According to the recommendation of Ms. Le Thi Mai Anh from the Asia-Africa Market Department, to make the most of the opportunity on tariffs and increase the export volume to the ASEAN, Vietnamese goods must ensure the rules of origin and the origin certification procedure. Specifically, a product is considered to be of the ASEAN origin if it has a pure origin or is produced entirely in the ASEAN region; or meet specific regulations in the rules of origin outlined in Annex 3 - Rules of origin.
It is time for enterprises to update and master the regulations on standards and quality; upgrade the production and preservation lines; focus on packaging, designs, and packing specifications. In the export process, it is necessary to actively study and solve the potential problems themselves; promptly notify Vietnamese authorities and the Vietnam trade office in that market for assistance and advice. Enterprises need to continuously update consumer trends, actively participate in trade promotion activities, actively seek cooperation with prestigious local distributors for Vietnamese products to penetrate that market more easily.
Import and export activities between Vietnam and the ASEAN are extremely convenient thanks to the proximity. Importantly, the ASEAN Economic Community offers many opportunities for Vietnam to participate in the value-added chain, improve production capacity, compete in supplying raw materials, capital, and high technology. The remaining problem is that each enterprise needs to make more efforts to improve its competitiveness, proactivity, and creativity to best meet the needs of consumers. The products of each country and each enterprise are in the regional value chain or global value chain. If enterprises do not constantly change to refresh their products, they will be lagged and eliminated.

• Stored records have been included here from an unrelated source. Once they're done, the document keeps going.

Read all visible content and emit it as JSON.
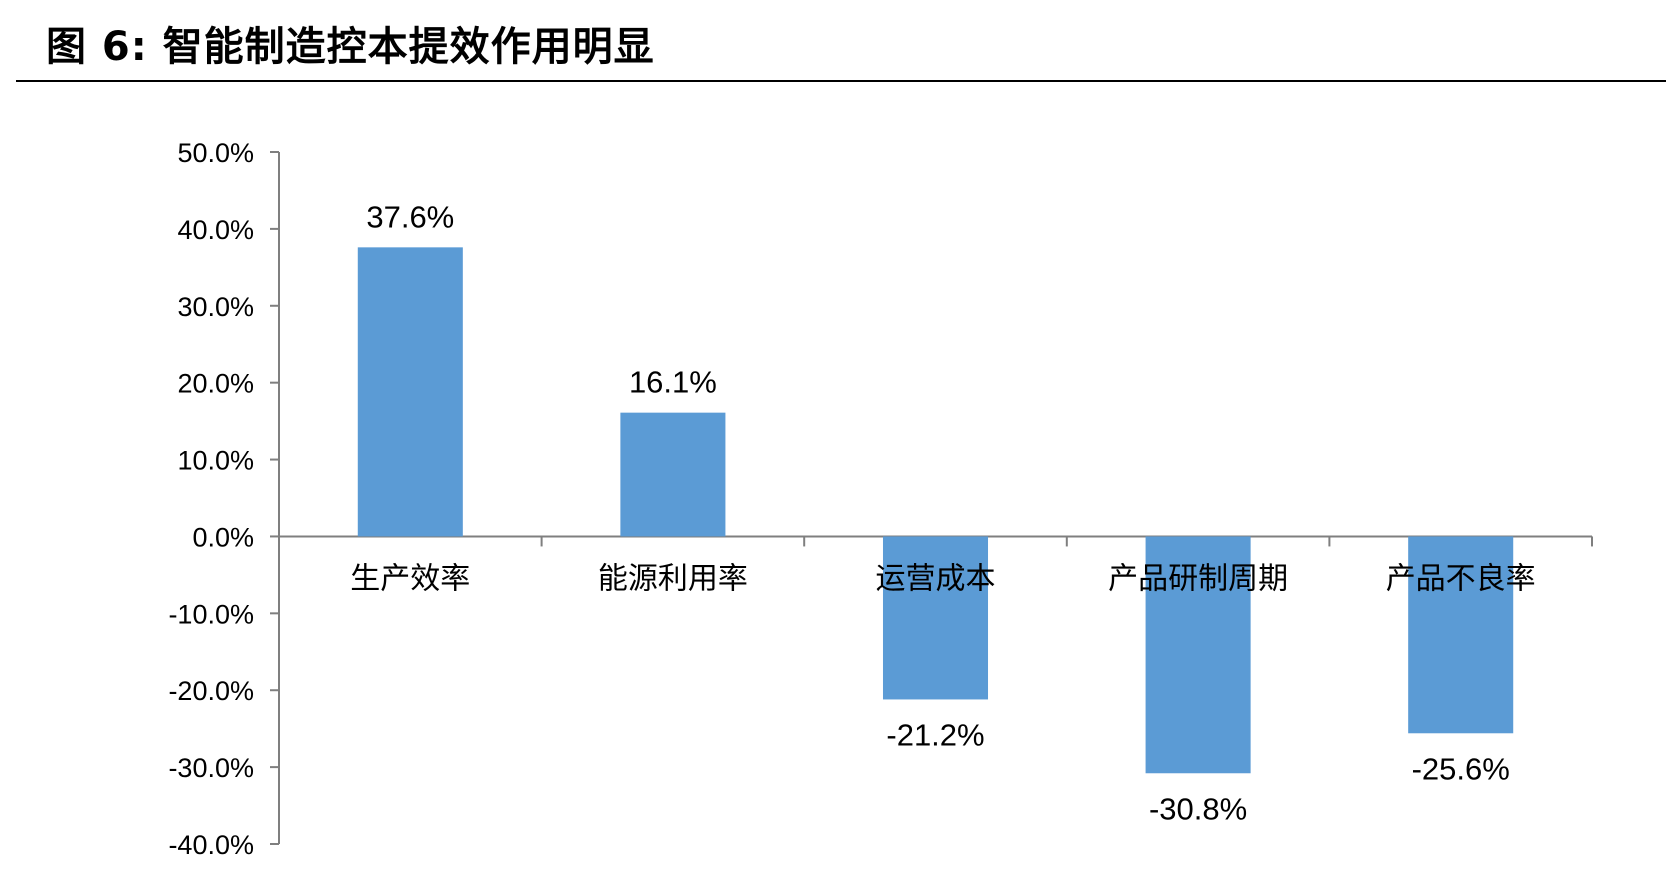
{
  "figure": {
    "title": "图 6:  智能制造控本提效作用明显"
  },
  "chart_data": {
    "type": "bar",
    "categories": [
      "生产效率",
      "能源利用率",
      "运营成本",
      "产品研制周期",
      "产品不良率"
    ],
    "values": [
      37.6,
      16.1,
      -21.2,
      -30.8,
      -25.6
    ],
    "data_labels": [
      "37.6%",
      "16.1%",
      "-21.2%",
      "-30.8%",
      "-25.6%"
    ],
    "ylim": [
      -40,
      50
    ],
    "yticks": [
      50,
      40,
      30,
      20,
      10,
      0,
      -10,
      -20,
      -30,
      -40
    ],
    "ytick_labels": [
      "50.0%",
      "40.0%",
      "30.0%",
      "20.0%",
      "10.0%",
      "0.0%",
      "-10.0%",
      "-20.0%",
      "-30.0%",
      "-40.0%"
    ],
    "bar_color": "#5b9bd5",
    "grid": false,
    "legend": "none"
  }
}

Ms. Le Thi Mai Anh, the Asia-Africa Market Department: Vietnamese agricultural products see many opportunities
Vietnam still has great potential to export commodities, such as processed goods, manufactured goods, phones of all kinds and components, computers, electronic products and components, machinery, equipment, tools and accessories, spare parts, garments and textiles, wood and wooden products, agricultural and aquatic products, coffee, tea, construction materials. Especially rice, the ASEAN market accounts for more than 50 percent of Vietnam's rice exports. Currently, Vietnam has bid to supply a maximum of 300,000 tons of G2G rice to the Philippines. It is expected that the Philippines’ import demand for rice in 2020 and 2021 will continue to increase due to declining domestic production; Vietnam also plans to sign a bilateral MOU on rice with Singapore, in which the latter will buy 7,000 - 8,000 tons of rice every month within two years. Therefore, the prospect of exporting rice to the ASEAN market is huge.